Enzo e os sonhos de ver a barba crescer, ter uma vida confortável e ser pai

Publicado em
Texto: Amanda Sobreira
Foto: ZeRosa Filho
ILUSTRAÇÕES: VALDIR MARTE

“As pessoas têm essa perspectiva de que pessoas trans têm sonhos muito específicos, né?”. Foi com essa reflexão que Enzo Gomes, um homem negro, gordo e trans de 28 anos, iniciou nossa conversa em um dos bancos da Praça dos Mártires, mais conhecida como Passeio Público, a mais antiga de Fortaleza. Bem ali, debaixo da sombra do enorme e centenário baobá, árvore sagrada em África e simbólica para religiões daquele continente, ele confessou ter sonhos  que, para homens cisgênero, podem parecer “muito simples.”
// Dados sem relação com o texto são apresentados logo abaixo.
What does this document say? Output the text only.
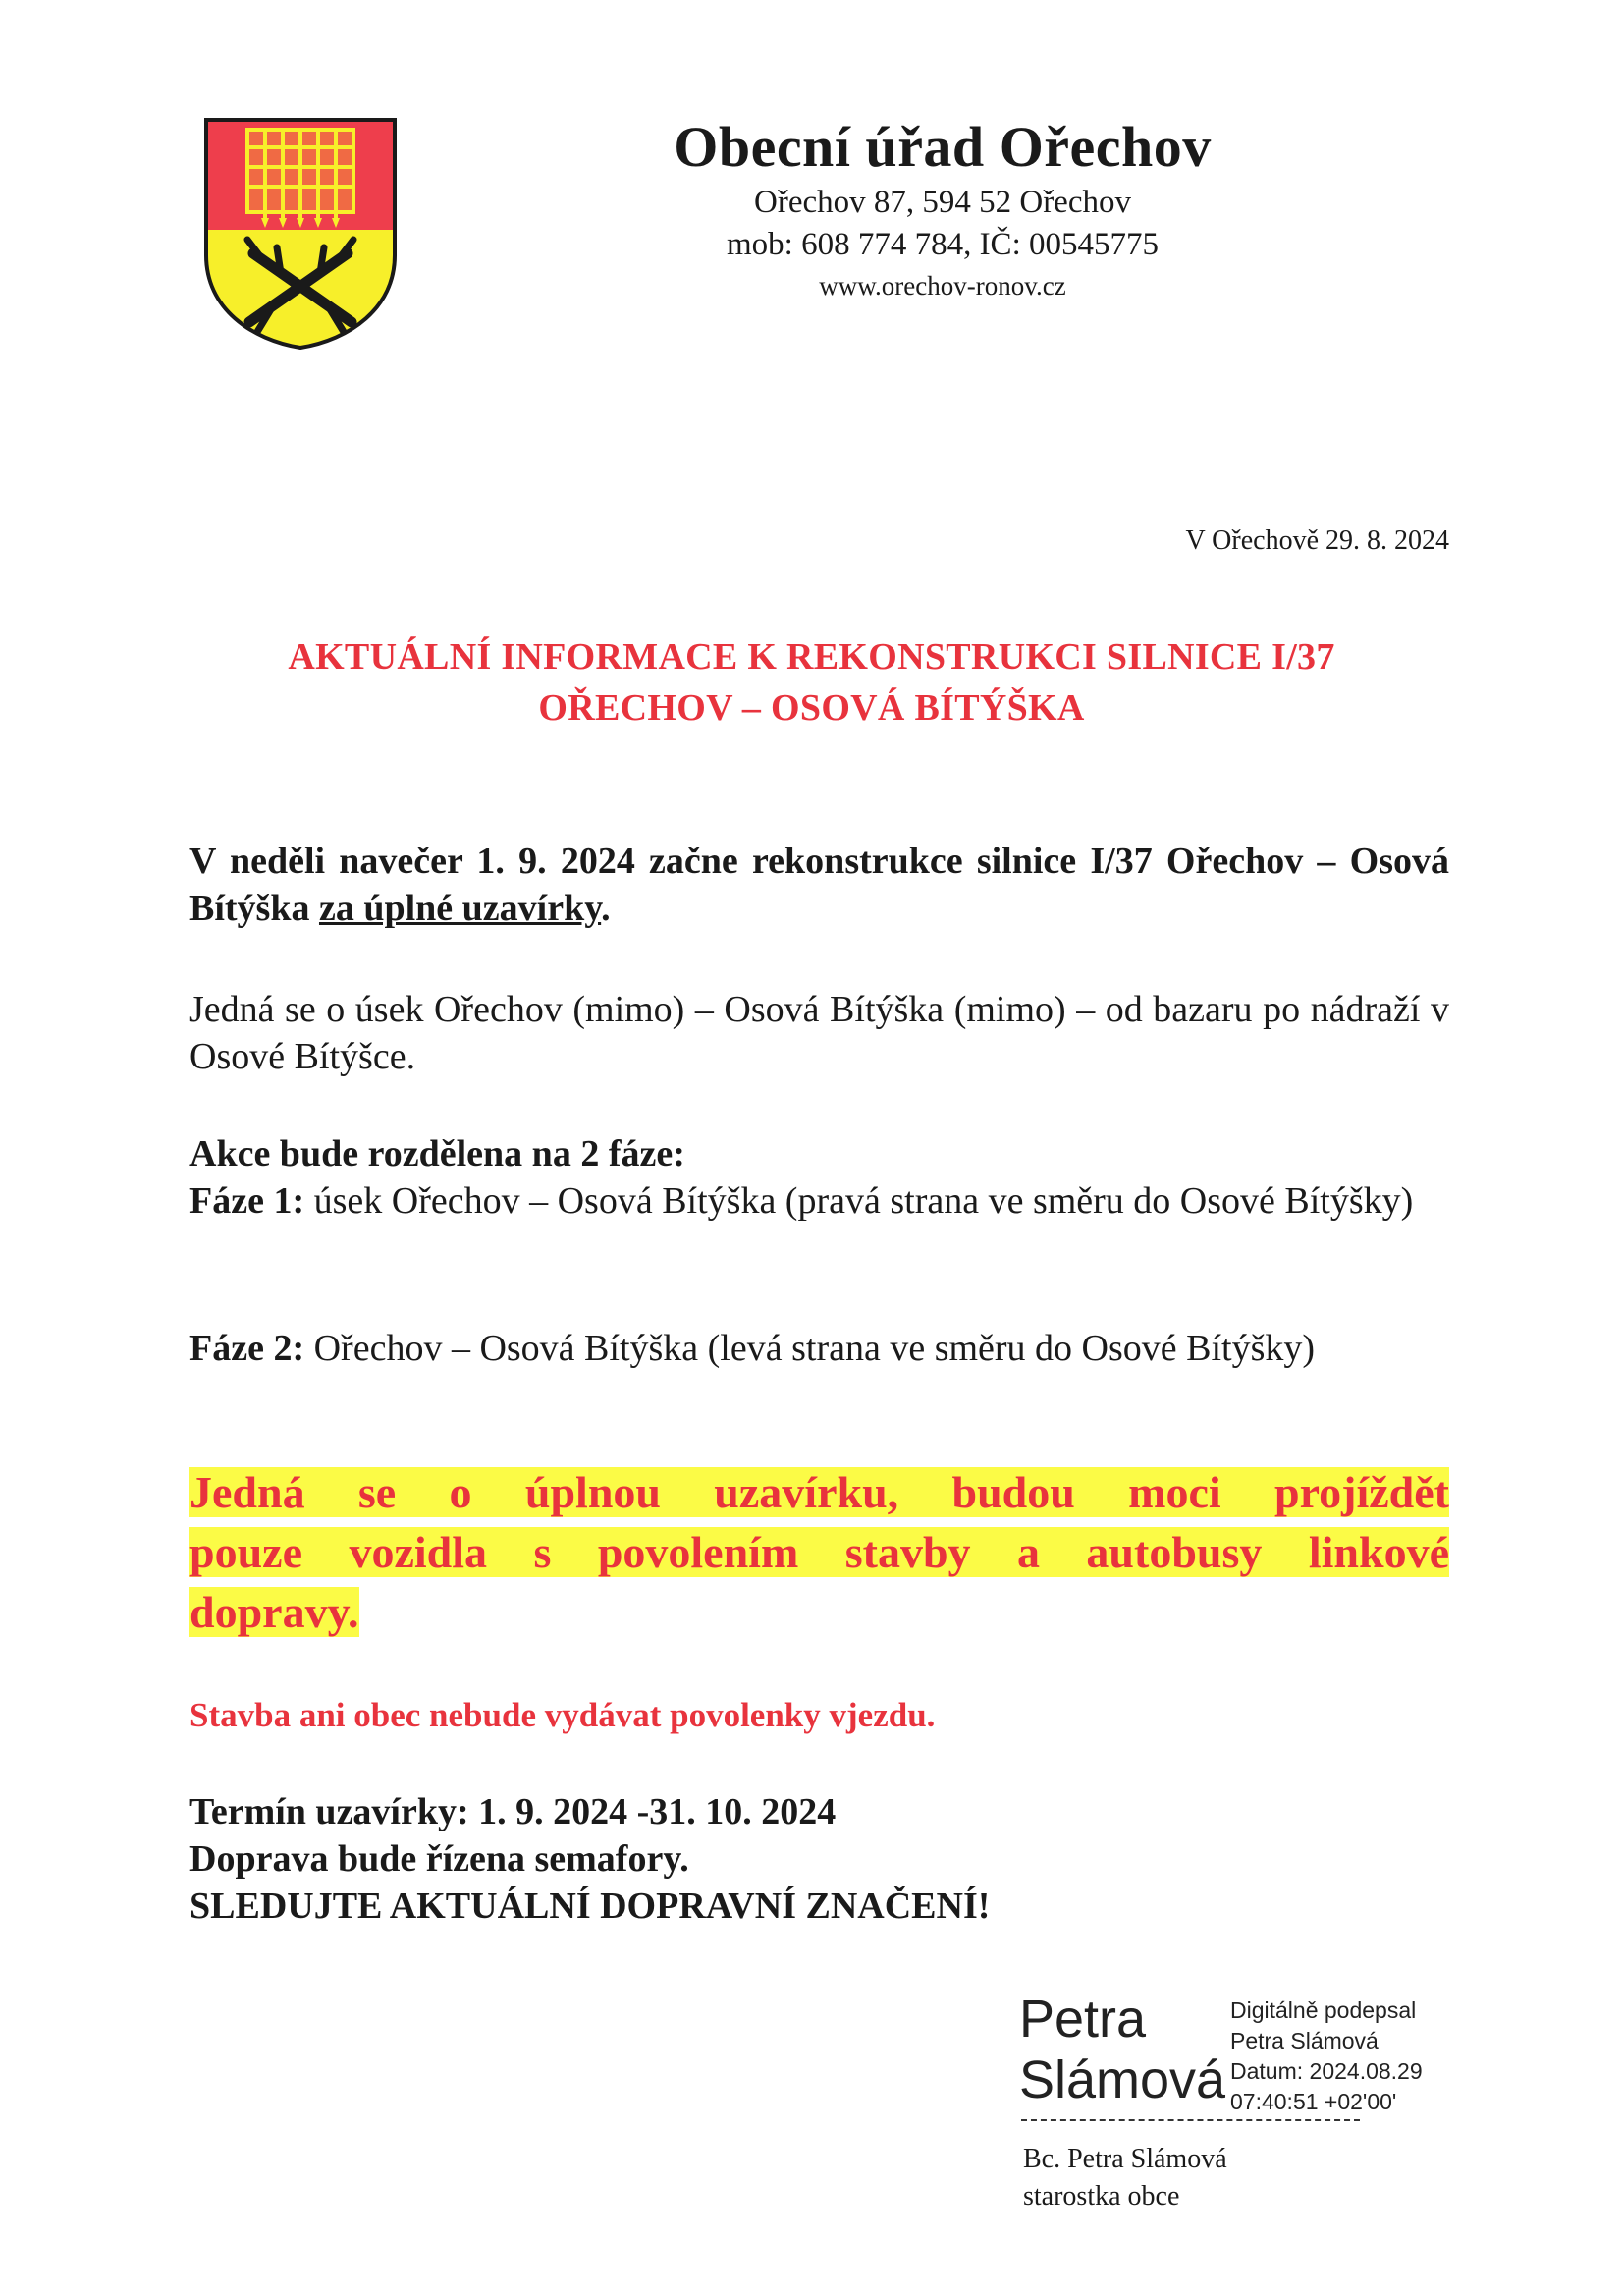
Obecní úřad Ořechov
Ořechov 87, 594 52 Ořechov
mob: 608 774 784, IČ: 00545775
www.orechov-ronov.cz
V Ořechově 29. 8. 2024
AKTUÁLNÍ INFORMACE K REKONSTRUKCI SILNICE I/37
OŘECHOV – OSOVÁ BÍTÝŠKA

V neděli navečer 1. 9. 2024 začne rekonstrukce silnice I/37 Ořechov – Osová Bítýška za úplné uzavírky.

Jedná se o úsek Ořechov (mimo) – Osová Bítýška (mimo) – od bazaru po nádraží v Osové Bítýšce.

Akce bude rozdělena na 2 fáze:

Fáze 1: úsek Ořechov – Osová Bítýška (pravá strana ve směru do Osové Bítýšky)

Fáze 2: Ořechov – Osová Bítýška (levá strana ve směru do Osové Bítýšky)

Jedná se o úplnou uzavírku, budou moci projíždět pouze vozidla s povolením stavby a autobusy linkové dopravy.

Stavba ani obec nebude vydávat povolenky vjezdu.

Termín uzavírky: 1. 9. 2024 -31. 10. 2024

Doprava bude řízena semafory.

SLEDUJTE AKTUÁLNÍ DOPRAVNÍ ZNAČENÍ!

Petra
Slámová
Digitálně podepsal
Petra Slámová
Datum: 2024.08.29
07:40:51 +02'00'
Bc. Petra Slámová
starostka obce
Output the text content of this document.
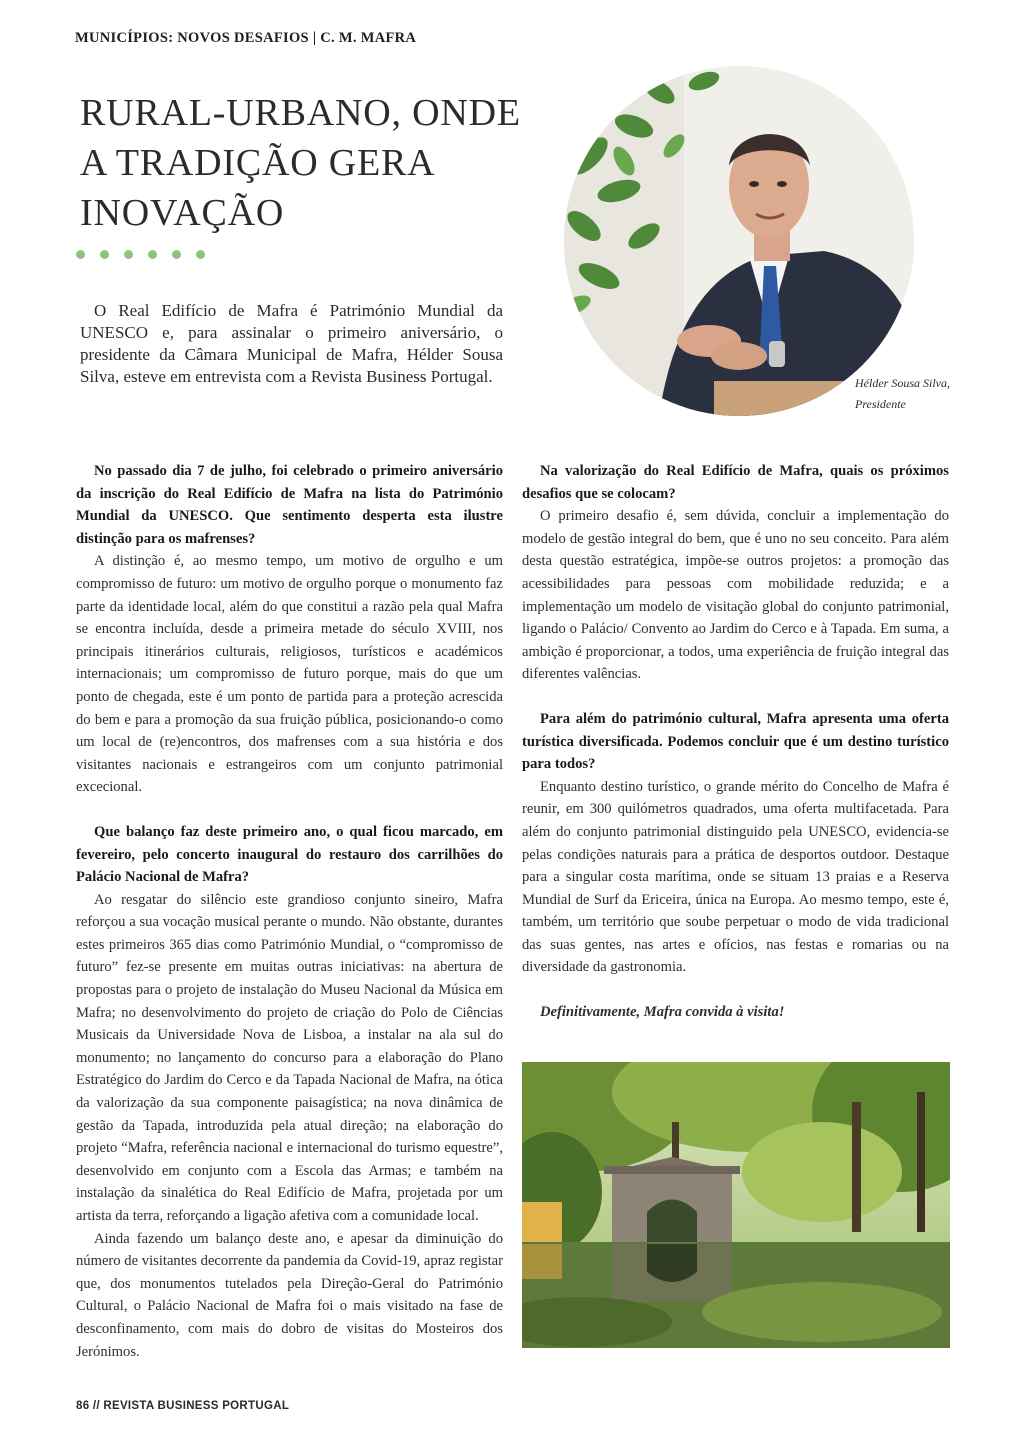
MUNICÍPIOS: NOVOS DESAFIOS | C. M. MAFRA
RURAL-URBANO, ONDE
A TRADIÇÃO GERA
INOVAÇÃO

O Real Edifício de Mafra é Património Mundial da UNESCO e, para assinalar o primeiro aniversário, o presidente da Câmara Municipal de Mafra, Hélder Sousa Silva, esteve em entrevista com a Revista Business Portugal.	Hélder Sousa Silva,
Presidente

No passado dia 7 de julho, foi celebrado o primeiro aniversário da inscrição do Real Edifício de Mafra na lista do Património Mundial da UNESCO. Que sentimento desperta esta ilustre distinção para os mafrenses?

A distinção é, ao mesmo tempo, um motivo de orgulho e um compromisso de futuro: um motivo de orgulho porque o monumento faz parte da identidade local, além do que constitui a razão pela qual Mafra se encontra incluída, desde a primeira metade do século XVIII, nos principais itinerários culturais, religiosos, turísticos e académicos internacionais; um compromisso de futuro porque, mais do que um ponto de chegada, este é um ponto de partida para a proteção acrescida do bem e para a promoção da sua fruição pública, posicionando-o como um local de (re)encontros, dos mafrenses com a sua história e dos visitantes nacionais e estrangeiros com um conjunto patrimonial excecional.

Que balanço faz deste primeiro ano, o qual ficou marcado, em fevereiro, pelo concerto inaugural do restauro dos carrilhões do Palácio Nacional de Mafra?

Ao resgatar do silêncio este grandioso conjunto sineiro, Mafra reforçou a sua vocação musical perante o mundo. Não obstante, durantes estes primeiros 365 dias como Património Mundial, o “compromisso de futuro” fez-se presente em muitas outras iniciativas: na abertura de propostas para o projeto de instalação do Museu Nacional da Música em Mafra; no desenvolvimento do projeto de criação do Polo de Ciências Musicais da Universidade Nova de Lisboa, a instalar na ala sul do monumento; no lançamento do concurso para a elaboração do Plano Estratégico do Jardim do Cerco e da Tapada Nacional de Mafra, na ótica da valorização da sua componente paisagística; na nova dinâmica de gestão da Tapada, introduzida pela atual direção; na elaboração do projeto “Mafra, referência nacional e internacional do turismo equestre”, desenvolvido em conjunto com a Escola das Armas; e também na instalação da sinalética do Real Edifício de Mafra, projetada por um artista da terra, reforçando a ligação afetiva com a comunidade local.

Ainda fazendo um balanço deste ano, e apesar da diminuição do número de visitantes decorrente da pandemia da Covid-19, apraz registar que, dos monumentos tutelados pela Direção-Geral do Património Cultural, o Palácio Nacional de Mafra foi o mais visitado na fase de desconfinamento, com mais do dobro de visitas do Mosteiros dos Jerónimos.

Na valorização do Real Edifício de Mafra, quais os próximos desafios que se colocam?

O primeiro desafio é, sem dúvida, concluir a implementação do modelo de gestão integral do bem, que é uno no seu conceito. Para além desta questão estratégica, impõe-se outros projetos: a promoção das acessibilidades para pessoas com mobilidade reduzida; e a implementação um modelo de visitação global do conjunto patrimonial, ligando o Palácio/ Convento ao Jardim do Cerco e à Tapada. Em suma, a ambição é proporcionar, a todos, uma experiência de fruição integral das diferentes valências.

Para além do património cultural, Mafra apresenta uma oferta turística diversificada. Podemos concluir que é um destino turístico para todos?

Enquanto destino turístico, o grande mérito do Concelho de Mafra é reunir, em 300 quilómetros quadrados, uma oferta multifacetada. Para além do conjunto patrimonial distinguido pela UNESCO, evidencia-se pelas condições naturais para a prática de desportos outdoor. Destaque para a singular costa marítima, onde se situam 13 praias e a Reserva Mundial de Surf da Ericeira, única na Europa. Ao mesmo tempo, este é, também, um território que soube perpetuar o modo de vida tradicional das suas gentes, nas artes e ofícios, nas festas e romarias ou na diversidade da gastronomia.

Definitivamente, Mafra convida à visita!

86 // REVISTA BUSINESS PORTUGAL
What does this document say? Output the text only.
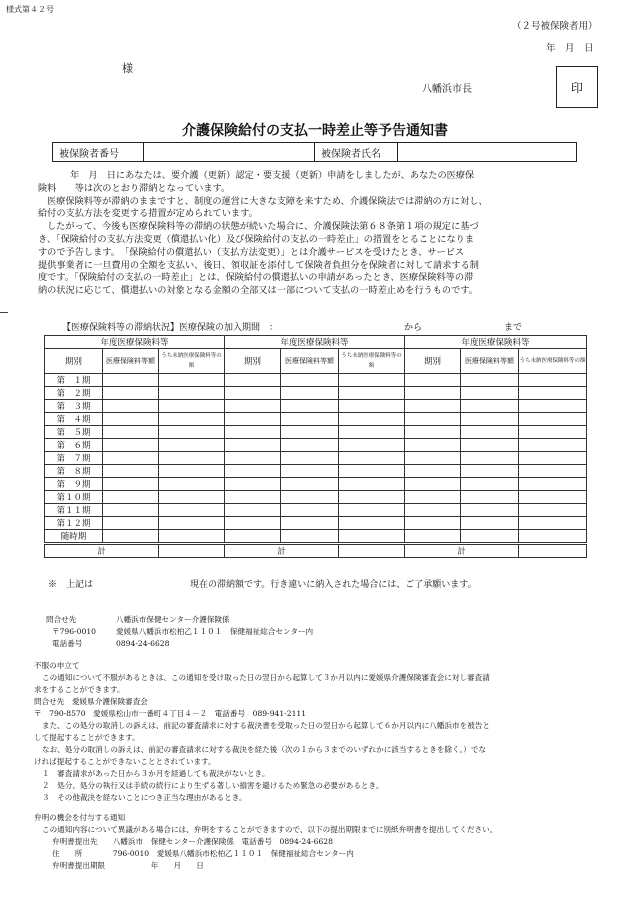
様式第４２号
（２号被保険者用）
年　月　日
様
八幡浜市長	印
介護保険給付の支払一時差止等予告通知書
被保険者番号		被保険者氏名	

年　月　日にあなたは、要介護（更新）認定・要支援（更新）申請をしましたが、あなたの医療保

険料　　等は次のとおり滞納となっています。

医療保険料等が滞納のままですと、制度の運営に大きな支障を来すため、介護保険法では滞納の方に対し、

給付の支払方法を変更する措置が定められています。

したがって、今後も医療保険料等の滞納の状態が続いた場合に、介護保険法第６８条第１項の規定に基づ

き、「保険給付の支払方法変更（償還払い化）及び保険給付の支払の一時差止」の措置をとることになりま

すので予告します。　「保険給付の償還払い（支払方法変更）」とは介護サービスを受けたとき、サービス

提供事業者に一旦費用の全額を支払い、後日、領収証を添付して保険者負担分を保険者に対して請求する制

度です。「保険給付の支払の一時差止」とは、保険給付の償還払いの申請があったとき、医療保険料等の滞

納の状況に応じて、償還払いの対象となる金額の全部又は一部について支払の一時差止めを行うものです。

【医療保険料等の滞納状況】医療保険の加入期間　：	から	まで
年度医療保険料等			年度医療保険料等			年度医療保険料等		
期別	医療保険料等額	うち未納医療保険料等の額	期別	医療保険料等額	うち未納医療保険料等の額	期別	医療保険料等額	うち未納医療保険料等の額
第　１期								
第　２期								
第　３期								
第　４期								
第　５期								
第　６期								
第　７期								
第　８期								
第　９期								
第１０期								
第１１期								
第１２期								
随時期								
計			計			計		
※　上記は	現在の滞納額です。行き違いに納入された場合には、ご了承願います。
問合せ先	八幡浜市保健センター介護保険係
〒796-0010	愛媛県八幡浜市松柏乙１１０１　保健福祉総合センター内
電話番号	0894-24-6628

不服の申立て

この通知について不服があるときは、この通知を受け取った日の翌日から起算して３か月以内に愛媛県介護保険審査会に対し審査請

求をすることができます。

問合せ先　愛媛県介護保険審査会

〒　790-8570　愛媛県松山市一番町４丁目４－２　電話番号　089-941-2111

また、この処分の取消しの訴えは、前記の審査請求に対する裁決書を受取った日の翌日から起算して６か月以内に八幡浜市を被告と

して提起することができます。

なお、処分の取消しの訴えは、前記の審査請求に対する裁決を経た後（次の１から３までのいずれかに該当するときを除く。）でな

ければ提起することができないこととされています。

１　審査請求があった日から３か月を経過しても裁決がないとき。

２　処分、処分の執行又は手続の続行により生ずる著しい損害を避けるため緊急の必要があるとき。

３　その他裁決を経ないことにつき正当な理由があるとき。

弁明の機会を付与する通知

この通知内容について異議がある場合には、弁明をすることができますので、以下の提出期限までに別紙弁明書を提出してください。

弁明書提出先　　八幡浜市　保健センター介護保険係　電話番号　0894-24-6628

住　　所　　　　796-0010　愛媛県八幡浜市松柏乙１１０１　保健福祉総合センター内

弁明書提出期限　　　　　　年　　月　　日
“Quero que minha barba cresça; quero minha cirurgia. Quero, mas sou meio minimalista, sabe? Quero construir uma família; ter essa possibilidade que pessoas cis têm de forma muito tranquila. A possibilidade de possuir uma casa, um carro. Uma vida confortável para que eu possa viajar todo ano. Que eu possa andar na rua sem enfrentar barreiras de segurança, sem medo de ser espancado, de viver uma violência. Isso pra mim é um sonho.”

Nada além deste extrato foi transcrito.